Received 20 March 2012; Revised 28 June 2012; Accepted 28 June 2012

Academic Editor: Todd R. Callaway

Copyright © 2012 María S. Barbagelata et al. This is an open access article distributed under the Creative Commons Attribution License, which permits unrestricted use, distribution, and reproduction in any medium, provided the original work is properly cited.
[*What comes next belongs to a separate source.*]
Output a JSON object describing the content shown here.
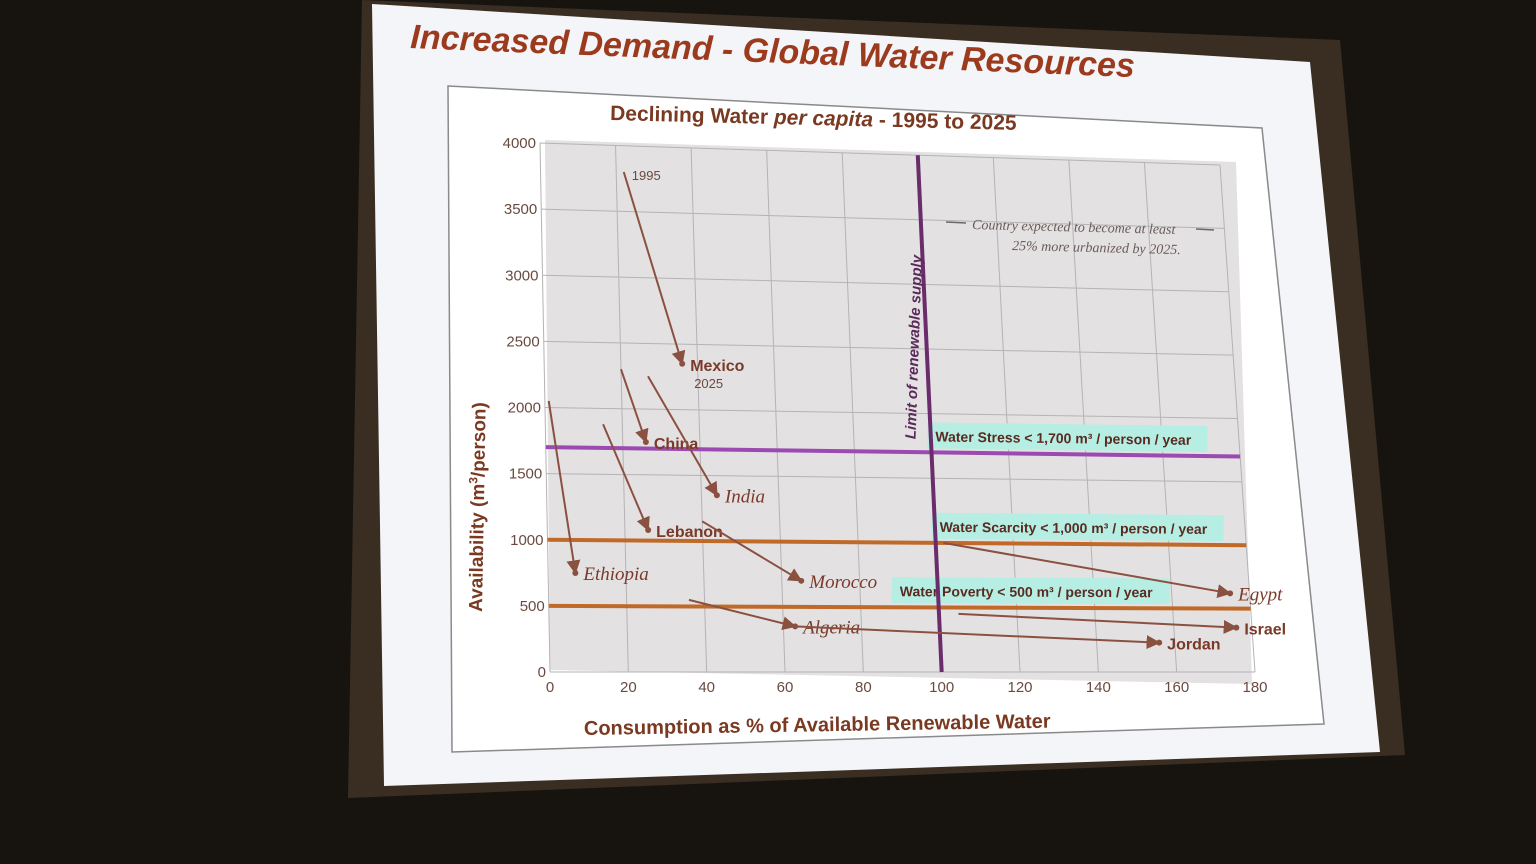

Staphylococcus aureus nasal carriage is a risk factor for individuals suffering from trauma, surgical procedures, invasive devices, and/or decreased immunity. Recently, we demonstrated that artificial nasal colonization with an attenuated S. aureus mutant reduced by bacterial interference with the colonization of pathogenic strains of S. aureus. This could be an optional tool to diminish the rate of S. aureus infections in hospitalized patients. The aim of this study was to construct a safe ΔaroA mutant of S. aureus and to discriminate it from nasal colonizing and osteomyelitis S. aureus isolates by SmaI pulsed-field gel electrophoresis (PFGE) typing. The ΔaroA mutant, named RD17, exhibited an LD50 (3.2 × 106 colony-forming unit (CFU)) significantly higher than that of the parental strain (2.2 × 103 CFU). The colony number of the RD17 mutants recovered from nares of leukopenic mice was similar to that observed in the animals of the control group. Therefore, the ΔaroA mutant was demonstrated to be safe due to maintaining low growth levels in the nares regardless of immune status of the animals. PFGE typing allowed the unequivocal identification of the S. aureus and differentiation of aroA mutants in nasal colonizing and osteomyelitis isolates. This information could be important to discriminate endogenous infections from laboratory strains of S. aureus.